This past weekend was July 4, and it is worthwhile to ponder both the Declaration of Independence and the cries of Black Lives Matter in the present day.
“When in the Course of human events, it becomes necessary for one people to dissolve the political bands which have connected them with another, and to assume among the powers of the earth, the separate and equal station to which the Laws of Nature and of Nature’s God entitle them, a decent respect to the opinions of mankind requires that they should declare the causes which impel them to the separation.
“We hold these truths to be self-evident, that all men are created equal, that they are endowed by their Creator with certain unalienable Rights, that among these are Life, Liberty and the pursuit of Happiness.”
We should not forget that, of the 47 signatories of the Declaration, only 13 did not own slaves. The “people” these signers were speaking of were essentially white men, not men of any other race, and not women.
Abraham Lincoln in his Gettysburg Address, honored these words as follows:
“Four score and seven years ago our fathers brought forth on this continent, a new nation, conceived in Liberty, and dedicated to the proposition that all men are created equal.
“It is for us the living, rather, to be dedicated here to the unfinished work which they who fought here have thus far so nobly advanced. It is rather for us to be here dedicated to the great task remaining before us—that from these honored dead we take increased devotion to that cause for which they gave the last full measure of devotion—that we here highly resolve that these dead shall not have died in vain—that this nation, under God, shall have a new birth of freedom—and that government of the people, by the people, for the people, shall not perish from the earth.”
He named our government to be one of, by, and for the people—not for a group of wealthy white men. The new birth of freedom was to be the end of slavery. Or did he mean more?
It is worthwhile to trace the roots of slavery and the impact it has had on an America which proclaimed that all men are created equal, but has not always supported its own declaration.
The precise beginning of slavery is difficult to track because its origins predate historical recording and the written word. We know that slavery wasn’t a part of hunter-gatherer societies, so the first identifiable evidence of slavery comes from the Code of Hammurabi out of Mesopotamia. Slavery in ancient times typically came about as a result of debt, birth into a slave family, child abandonment, war, or as a punishment for crime.
The slaves in Africa that were transported to the New World were gathered in Africa by other Africans and then sold to white slave traders. The journey from Africa to the Americas was a horror that many did not survive. The ships were tightly packed, low on food, and without proper sanitation. This led to a rapid spread in fatal diseases such as dysentery, fever, and smallpox, killing both the Africans and the ship’s crew. Death was commonplace on the slave trade, and when a man or woman passed away, their bodies were simply tossed into the ocean. This was an additional point of shock for the Africans, as they believed that death and burial should be handled with care and honor.
When slaves were finally freed a bit less than 250 years after the first ones arrived on our shores in 1619, they were given “freedom” but nothing else. Freed slaves were often neglected by union soldiers or faced rampant disease, including horrific outbreaks of smallpox and cholera. Many of them simply starved to death. About a quarter of the four million freed slaves either died or suffered from illness between 1862 and 1870. This history explains in large measure why blacks continue to have much lesser wealth, income, and longevity that whites, even today.
Americans have traditionally treated the ideas of equality and freedom as meaning simply that the individual is not prevented from following his own life, but that the society has no obligation towards the individual. This view is consistent with the country’s capitalistic history, and has resulted in the wealth and income inequality from which the society suffers. In effect, although there is no legal slavery in the United States, easily 75% of the population is locked into a system in which its lack of education, wealth, and income makes it enslaved to the economic system.
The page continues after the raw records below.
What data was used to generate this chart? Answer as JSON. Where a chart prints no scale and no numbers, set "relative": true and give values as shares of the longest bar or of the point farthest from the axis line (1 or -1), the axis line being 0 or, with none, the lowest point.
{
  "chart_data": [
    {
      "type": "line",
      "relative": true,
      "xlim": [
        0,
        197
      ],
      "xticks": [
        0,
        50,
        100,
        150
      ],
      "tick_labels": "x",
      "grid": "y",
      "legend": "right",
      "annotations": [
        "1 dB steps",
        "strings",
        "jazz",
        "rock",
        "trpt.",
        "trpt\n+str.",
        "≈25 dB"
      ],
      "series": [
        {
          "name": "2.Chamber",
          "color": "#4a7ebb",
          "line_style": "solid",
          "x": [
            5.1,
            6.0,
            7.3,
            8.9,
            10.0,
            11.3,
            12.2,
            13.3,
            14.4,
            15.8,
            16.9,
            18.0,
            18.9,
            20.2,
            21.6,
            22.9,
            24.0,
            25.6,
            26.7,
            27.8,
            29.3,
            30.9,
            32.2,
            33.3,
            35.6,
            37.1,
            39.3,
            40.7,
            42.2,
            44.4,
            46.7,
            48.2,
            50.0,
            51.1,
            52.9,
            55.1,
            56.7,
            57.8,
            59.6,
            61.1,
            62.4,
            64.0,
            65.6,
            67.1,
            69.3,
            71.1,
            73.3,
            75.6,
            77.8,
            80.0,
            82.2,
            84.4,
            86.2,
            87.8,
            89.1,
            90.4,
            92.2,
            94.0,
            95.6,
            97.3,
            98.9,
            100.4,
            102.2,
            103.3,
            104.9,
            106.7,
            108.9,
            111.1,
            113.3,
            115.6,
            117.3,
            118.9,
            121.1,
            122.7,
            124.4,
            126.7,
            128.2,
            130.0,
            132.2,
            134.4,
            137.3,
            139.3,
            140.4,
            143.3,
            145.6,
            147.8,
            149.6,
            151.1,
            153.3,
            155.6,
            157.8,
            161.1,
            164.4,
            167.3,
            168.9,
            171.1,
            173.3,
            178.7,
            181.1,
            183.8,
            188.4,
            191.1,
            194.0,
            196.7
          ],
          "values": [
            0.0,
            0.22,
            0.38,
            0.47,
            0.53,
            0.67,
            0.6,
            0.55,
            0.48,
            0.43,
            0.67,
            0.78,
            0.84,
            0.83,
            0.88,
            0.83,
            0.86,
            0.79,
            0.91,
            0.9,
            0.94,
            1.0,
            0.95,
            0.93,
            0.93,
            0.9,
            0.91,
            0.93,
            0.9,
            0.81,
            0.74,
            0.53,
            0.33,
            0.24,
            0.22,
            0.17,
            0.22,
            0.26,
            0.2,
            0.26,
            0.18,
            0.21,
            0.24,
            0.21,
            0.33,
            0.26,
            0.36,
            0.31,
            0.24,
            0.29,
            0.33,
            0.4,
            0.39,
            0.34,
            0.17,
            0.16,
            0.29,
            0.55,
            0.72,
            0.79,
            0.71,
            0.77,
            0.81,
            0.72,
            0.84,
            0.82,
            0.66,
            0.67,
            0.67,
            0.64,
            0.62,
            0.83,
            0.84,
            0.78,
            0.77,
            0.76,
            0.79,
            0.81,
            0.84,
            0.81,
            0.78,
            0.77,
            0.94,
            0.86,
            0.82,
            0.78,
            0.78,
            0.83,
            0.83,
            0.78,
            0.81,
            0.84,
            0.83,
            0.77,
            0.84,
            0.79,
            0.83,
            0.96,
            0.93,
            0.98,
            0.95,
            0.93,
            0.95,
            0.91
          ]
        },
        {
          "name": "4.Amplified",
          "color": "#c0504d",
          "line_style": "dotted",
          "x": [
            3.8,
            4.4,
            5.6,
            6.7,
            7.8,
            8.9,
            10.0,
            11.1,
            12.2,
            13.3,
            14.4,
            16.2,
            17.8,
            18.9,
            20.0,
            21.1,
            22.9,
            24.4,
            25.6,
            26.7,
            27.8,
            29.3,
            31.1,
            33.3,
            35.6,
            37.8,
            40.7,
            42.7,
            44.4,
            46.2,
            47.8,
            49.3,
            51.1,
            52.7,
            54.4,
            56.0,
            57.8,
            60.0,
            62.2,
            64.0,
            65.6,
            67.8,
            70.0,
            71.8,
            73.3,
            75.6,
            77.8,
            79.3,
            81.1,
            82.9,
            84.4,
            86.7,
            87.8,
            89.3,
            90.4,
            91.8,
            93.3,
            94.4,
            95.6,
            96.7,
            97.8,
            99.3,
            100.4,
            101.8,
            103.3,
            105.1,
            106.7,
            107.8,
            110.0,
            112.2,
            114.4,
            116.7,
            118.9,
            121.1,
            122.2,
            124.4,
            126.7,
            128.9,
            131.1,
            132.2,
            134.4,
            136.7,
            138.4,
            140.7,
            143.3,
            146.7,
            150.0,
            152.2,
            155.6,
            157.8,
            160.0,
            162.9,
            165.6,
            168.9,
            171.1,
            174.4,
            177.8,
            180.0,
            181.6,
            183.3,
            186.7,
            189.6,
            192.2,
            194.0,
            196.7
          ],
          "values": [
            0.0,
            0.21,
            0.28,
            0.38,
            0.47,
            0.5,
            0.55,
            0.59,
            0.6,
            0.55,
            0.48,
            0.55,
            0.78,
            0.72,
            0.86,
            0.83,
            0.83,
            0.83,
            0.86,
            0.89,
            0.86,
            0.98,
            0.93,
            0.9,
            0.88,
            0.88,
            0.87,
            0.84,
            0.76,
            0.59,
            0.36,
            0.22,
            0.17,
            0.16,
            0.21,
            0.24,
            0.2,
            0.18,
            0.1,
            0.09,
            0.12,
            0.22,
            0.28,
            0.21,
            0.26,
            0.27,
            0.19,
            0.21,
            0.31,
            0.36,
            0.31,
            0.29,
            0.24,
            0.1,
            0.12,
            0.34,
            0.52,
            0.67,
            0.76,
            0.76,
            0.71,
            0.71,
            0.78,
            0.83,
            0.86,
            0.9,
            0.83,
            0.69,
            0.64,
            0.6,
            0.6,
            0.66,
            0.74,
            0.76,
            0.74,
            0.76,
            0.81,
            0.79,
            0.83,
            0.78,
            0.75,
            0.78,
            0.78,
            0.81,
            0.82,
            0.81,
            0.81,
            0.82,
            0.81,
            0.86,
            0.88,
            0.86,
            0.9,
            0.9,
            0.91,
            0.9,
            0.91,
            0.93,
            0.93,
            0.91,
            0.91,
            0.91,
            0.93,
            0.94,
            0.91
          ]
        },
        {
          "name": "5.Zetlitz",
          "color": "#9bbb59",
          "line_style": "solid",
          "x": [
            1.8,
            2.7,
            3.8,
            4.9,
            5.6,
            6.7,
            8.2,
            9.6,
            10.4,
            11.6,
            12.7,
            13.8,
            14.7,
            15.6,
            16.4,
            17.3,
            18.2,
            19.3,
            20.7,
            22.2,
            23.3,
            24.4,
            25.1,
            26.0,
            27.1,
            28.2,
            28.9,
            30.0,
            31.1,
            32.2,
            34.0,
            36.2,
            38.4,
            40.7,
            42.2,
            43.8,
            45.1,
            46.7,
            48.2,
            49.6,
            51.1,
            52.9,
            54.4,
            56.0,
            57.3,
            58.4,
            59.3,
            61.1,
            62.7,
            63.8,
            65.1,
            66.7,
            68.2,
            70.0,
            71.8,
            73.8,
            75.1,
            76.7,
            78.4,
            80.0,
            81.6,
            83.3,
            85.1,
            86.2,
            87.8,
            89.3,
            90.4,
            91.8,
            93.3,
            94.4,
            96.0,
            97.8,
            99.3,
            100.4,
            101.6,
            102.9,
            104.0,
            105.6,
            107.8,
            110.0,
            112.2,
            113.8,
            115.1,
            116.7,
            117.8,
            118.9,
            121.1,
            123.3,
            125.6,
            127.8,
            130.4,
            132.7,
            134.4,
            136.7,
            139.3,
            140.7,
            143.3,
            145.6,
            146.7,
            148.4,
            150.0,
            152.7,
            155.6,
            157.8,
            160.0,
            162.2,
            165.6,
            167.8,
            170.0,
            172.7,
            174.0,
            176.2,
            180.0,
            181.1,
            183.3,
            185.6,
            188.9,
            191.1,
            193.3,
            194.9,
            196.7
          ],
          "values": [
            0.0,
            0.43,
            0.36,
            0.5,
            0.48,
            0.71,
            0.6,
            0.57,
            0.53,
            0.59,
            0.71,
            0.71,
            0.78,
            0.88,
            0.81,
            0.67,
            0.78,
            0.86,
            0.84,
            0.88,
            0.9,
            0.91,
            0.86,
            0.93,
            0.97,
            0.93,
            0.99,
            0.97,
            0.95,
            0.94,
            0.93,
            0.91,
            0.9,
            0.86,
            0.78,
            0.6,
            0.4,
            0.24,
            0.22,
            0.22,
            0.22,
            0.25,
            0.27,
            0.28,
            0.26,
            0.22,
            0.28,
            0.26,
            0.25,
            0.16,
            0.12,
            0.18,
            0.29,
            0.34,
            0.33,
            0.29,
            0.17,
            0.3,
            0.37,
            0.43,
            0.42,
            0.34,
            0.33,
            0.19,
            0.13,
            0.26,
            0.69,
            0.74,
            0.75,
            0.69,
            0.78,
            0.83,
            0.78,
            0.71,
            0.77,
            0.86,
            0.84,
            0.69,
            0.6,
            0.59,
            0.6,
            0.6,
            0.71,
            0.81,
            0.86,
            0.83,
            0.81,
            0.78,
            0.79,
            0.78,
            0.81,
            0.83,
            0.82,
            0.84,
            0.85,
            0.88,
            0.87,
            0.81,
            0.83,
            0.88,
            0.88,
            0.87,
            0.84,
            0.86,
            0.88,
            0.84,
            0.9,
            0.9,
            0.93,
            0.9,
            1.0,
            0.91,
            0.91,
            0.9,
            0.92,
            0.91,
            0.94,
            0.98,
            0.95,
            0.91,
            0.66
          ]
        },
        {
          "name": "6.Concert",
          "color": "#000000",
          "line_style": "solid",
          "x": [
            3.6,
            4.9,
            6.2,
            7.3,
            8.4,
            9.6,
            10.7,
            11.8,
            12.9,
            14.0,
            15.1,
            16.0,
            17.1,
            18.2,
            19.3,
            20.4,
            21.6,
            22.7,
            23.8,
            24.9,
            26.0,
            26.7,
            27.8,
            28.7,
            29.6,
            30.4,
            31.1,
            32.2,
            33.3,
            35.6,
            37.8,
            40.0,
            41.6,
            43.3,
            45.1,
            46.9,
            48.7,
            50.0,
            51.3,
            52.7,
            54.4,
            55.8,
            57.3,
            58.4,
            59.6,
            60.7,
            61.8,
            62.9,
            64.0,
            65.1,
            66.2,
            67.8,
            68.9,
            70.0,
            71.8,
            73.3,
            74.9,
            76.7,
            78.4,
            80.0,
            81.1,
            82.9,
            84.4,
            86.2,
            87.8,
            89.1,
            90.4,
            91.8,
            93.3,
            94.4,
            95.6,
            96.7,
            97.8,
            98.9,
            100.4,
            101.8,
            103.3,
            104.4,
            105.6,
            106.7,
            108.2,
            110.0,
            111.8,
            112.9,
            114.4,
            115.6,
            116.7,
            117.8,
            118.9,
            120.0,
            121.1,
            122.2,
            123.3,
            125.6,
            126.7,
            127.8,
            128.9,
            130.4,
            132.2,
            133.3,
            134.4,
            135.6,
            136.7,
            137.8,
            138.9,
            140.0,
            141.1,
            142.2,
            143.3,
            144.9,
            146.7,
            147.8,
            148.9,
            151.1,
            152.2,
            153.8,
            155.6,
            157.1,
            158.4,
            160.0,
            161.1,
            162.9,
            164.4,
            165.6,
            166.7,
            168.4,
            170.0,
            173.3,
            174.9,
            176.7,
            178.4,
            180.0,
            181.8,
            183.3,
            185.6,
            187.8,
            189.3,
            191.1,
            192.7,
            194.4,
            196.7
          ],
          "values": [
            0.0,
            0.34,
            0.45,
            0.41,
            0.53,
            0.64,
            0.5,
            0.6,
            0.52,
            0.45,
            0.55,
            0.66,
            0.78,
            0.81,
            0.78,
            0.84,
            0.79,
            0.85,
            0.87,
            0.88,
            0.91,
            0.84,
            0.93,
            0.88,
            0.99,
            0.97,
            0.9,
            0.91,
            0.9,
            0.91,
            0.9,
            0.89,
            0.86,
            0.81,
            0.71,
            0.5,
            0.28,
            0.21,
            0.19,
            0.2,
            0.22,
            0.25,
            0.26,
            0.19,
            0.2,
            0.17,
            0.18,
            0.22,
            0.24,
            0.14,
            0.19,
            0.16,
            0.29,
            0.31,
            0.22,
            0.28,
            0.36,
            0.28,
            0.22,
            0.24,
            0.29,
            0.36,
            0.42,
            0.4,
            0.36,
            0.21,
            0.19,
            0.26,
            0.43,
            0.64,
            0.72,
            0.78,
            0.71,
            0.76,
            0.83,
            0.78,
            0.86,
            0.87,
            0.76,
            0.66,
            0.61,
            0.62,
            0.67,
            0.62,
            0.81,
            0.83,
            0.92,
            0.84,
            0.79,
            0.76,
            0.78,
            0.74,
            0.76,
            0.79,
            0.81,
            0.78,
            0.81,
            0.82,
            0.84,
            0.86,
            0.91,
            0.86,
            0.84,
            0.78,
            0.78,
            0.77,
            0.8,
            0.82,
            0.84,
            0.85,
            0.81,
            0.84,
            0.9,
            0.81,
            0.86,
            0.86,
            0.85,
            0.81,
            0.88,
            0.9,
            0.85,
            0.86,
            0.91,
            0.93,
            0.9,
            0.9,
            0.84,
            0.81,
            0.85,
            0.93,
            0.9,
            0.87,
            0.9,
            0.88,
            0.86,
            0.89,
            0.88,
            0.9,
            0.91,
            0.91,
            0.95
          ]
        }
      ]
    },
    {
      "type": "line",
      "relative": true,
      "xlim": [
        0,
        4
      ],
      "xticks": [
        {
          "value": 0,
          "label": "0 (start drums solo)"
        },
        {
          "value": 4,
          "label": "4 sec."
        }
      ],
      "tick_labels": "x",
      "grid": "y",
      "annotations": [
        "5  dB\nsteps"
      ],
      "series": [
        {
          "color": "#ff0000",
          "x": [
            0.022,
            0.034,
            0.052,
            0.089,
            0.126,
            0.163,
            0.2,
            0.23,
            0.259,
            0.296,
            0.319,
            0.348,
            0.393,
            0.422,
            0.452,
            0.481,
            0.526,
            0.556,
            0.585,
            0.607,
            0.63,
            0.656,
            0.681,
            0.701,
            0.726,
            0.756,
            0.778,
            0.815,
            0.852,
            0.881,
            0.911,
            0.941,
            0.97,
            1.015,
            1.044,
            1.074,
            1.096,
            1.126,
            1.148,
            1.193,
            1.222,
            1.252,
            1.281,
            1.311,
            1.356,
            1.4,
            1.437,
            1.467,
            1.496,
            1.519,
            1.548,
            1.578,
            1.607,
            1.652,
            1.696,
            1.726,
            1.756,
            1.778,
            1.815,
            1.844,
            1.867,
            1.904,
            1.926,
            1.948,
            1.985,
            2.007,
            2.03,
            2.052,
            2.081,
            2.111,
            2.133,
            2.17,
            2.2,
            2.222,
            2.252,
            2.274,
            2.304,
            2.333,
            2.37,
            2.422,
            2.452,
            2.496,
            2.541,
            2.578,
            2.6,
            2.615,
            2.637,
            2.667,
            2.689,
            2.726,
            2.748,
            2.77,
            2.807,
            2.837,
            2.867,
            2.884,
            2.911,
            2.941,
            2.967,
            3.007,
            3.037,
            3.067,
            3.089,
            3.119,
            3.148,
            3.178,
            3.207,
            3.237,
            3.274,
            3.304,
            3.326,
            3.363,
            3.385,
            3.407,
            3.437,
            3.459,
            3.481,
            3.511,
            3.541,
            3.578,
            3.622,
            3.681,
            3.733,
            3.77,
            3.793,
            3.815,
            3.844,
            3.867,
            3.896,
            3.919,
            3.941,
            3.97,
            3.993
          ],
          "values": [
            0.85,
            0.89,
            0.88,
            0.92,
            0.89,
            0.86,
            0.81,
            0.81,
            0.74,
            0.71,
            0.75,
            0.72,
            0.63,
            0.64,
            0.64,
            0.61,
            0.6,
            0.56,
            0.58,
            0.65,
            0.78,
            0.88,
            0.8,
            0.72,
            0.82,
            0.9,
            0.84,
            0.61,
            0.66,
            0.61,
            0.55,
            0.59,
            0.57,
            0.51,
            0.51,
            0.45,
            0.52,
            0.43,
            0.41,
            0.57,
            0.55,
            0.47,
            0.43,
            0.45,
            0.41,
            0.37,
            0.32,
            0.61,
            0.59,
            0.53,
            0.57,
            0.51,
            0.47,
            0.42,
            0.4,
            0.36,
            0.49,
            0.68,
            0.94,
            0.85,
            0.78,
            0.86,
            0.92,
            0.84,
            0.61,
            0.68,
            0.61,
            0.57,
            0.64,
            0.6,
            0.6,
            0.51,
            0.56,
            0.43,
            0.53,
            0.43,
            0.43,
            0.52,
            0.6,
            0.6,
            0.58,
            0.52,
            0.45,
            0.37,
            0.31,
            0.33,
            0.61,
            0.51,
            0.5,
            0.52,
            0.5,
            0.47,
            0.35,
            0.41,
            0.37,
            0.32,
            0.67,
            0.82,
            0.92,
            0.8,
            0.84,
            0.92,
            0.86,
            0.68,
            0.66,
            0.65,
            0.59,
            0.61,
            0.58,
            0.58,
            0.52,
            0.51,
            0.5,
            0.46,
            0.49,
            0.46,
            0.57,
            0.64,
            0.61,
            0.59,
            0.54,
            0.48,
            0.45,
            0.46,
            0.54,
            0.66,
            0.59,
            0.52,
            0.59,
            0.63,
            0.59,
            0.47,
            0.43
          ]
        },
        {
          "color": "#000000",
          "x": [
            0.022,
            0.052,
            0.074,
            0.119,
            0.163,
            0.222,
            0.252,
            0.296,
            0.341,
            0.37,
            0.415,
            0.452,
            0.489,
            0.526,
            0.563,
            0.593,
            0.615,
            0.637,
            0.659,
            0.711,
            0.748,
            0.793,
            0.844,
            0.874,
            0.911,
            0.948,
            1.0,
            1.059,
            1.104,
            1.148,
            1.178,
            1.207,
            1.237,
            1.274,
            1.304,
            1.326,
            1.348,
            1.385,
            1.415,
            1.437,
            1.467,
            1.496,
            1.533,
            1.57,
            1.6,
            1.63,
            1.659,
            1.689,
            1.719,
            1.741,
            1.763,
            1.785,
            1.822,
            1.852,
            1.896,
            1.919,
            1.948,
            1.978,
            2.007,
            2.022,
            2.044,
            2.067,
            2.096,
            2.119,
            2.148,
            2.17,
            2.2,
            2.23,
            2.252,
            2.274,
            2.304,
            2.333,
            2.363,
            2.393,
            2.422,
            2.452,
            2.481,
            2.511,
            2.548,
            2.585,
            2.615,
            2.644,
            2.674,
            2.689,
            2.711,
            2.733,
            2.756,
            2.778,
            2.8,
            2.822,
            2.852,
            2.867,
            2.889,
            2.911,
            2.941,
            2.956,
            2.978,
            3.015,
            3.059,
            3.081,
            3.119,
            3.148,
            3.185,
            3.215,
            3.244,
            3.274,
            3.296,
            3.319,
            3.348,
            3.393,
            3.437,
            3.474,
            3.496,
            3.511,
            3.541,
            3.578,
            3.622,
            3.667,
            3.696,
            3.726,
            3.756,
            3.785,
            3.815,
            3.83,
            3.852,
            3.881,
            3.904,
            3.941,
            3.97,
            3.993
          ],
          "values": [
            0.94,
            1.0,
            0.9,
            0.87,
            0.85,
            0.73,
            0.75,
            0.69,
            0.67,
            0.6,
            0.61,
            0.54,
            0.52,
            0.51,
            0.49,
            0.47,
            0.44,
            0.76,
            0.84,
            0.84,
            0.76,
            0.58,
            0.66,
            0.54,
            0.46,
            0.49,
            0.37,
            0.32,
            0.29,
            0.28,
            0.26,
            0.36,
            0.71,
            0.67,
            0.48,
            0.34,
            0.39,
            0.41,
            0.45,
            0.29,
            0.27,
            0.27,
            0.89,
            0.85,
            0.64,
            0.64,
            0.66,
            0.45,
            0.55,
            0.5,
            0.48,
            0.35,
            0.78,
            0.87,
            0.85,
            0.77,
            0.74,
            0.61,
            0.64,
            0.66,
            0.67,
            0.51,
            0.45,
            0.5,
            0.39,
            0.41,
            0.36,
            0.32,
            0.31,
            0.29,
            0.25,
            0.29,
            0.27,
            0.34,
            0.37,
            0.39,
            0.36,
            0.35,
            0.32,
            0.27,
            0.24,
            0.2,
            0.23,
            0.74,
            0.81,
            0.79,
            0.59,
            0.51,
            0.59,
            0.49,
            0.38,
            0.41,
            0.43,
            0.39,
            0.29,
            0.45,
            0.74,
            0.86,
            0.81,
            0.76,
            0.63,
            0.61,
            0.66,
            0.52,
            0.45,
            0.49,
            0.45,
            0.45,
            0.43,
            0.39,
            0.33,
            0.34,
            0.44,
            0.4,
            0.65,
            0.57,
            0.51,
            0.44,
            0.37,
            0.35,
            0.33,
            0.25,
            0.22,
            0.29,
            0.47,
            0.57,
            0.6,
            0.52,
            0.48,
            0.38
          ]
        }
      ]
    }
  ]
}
In other words, America can be viewed as exceptionally hypocritical—celebrating its words of equality, liberty and the right to pursue happiness in a land of, by, and for the people, but practicing a government that allows a great percentage of its people to lead unhappy lives because the economy is owned by the 1%.
The black population suffers the most, and this explains the explosion of protests and rioting in recent days. But more and more members of other races within the country realize that they, too, are suppressed by an economic system that prevents genuine political and social freedom.
The way that history is taught in America attempts to hide the hypocrisy. No one is told of the horrors blacks had to face after the Civil War. No one is taught that 12 American presidents owned slaves at some time in their lives. There were attempts in the 1960’s to improve the lives of black citizens, with some success, but as time has gone on, these attempts have eroded. Meanwhile, the lives of middle-class whites stopped improving economically in the 1970’s.
Because the black population suffers most, it has become the leader of the fight to bring the reality of our society into line with the economic, social and political expectations of the people. There are certainly whites, Latinos, Asian and Native citizen who have joined them, but as yet not with overwhelming numbers. It is only when that happens that we shall have true liberty and the ability to pursue the happiness that the Founders promised us.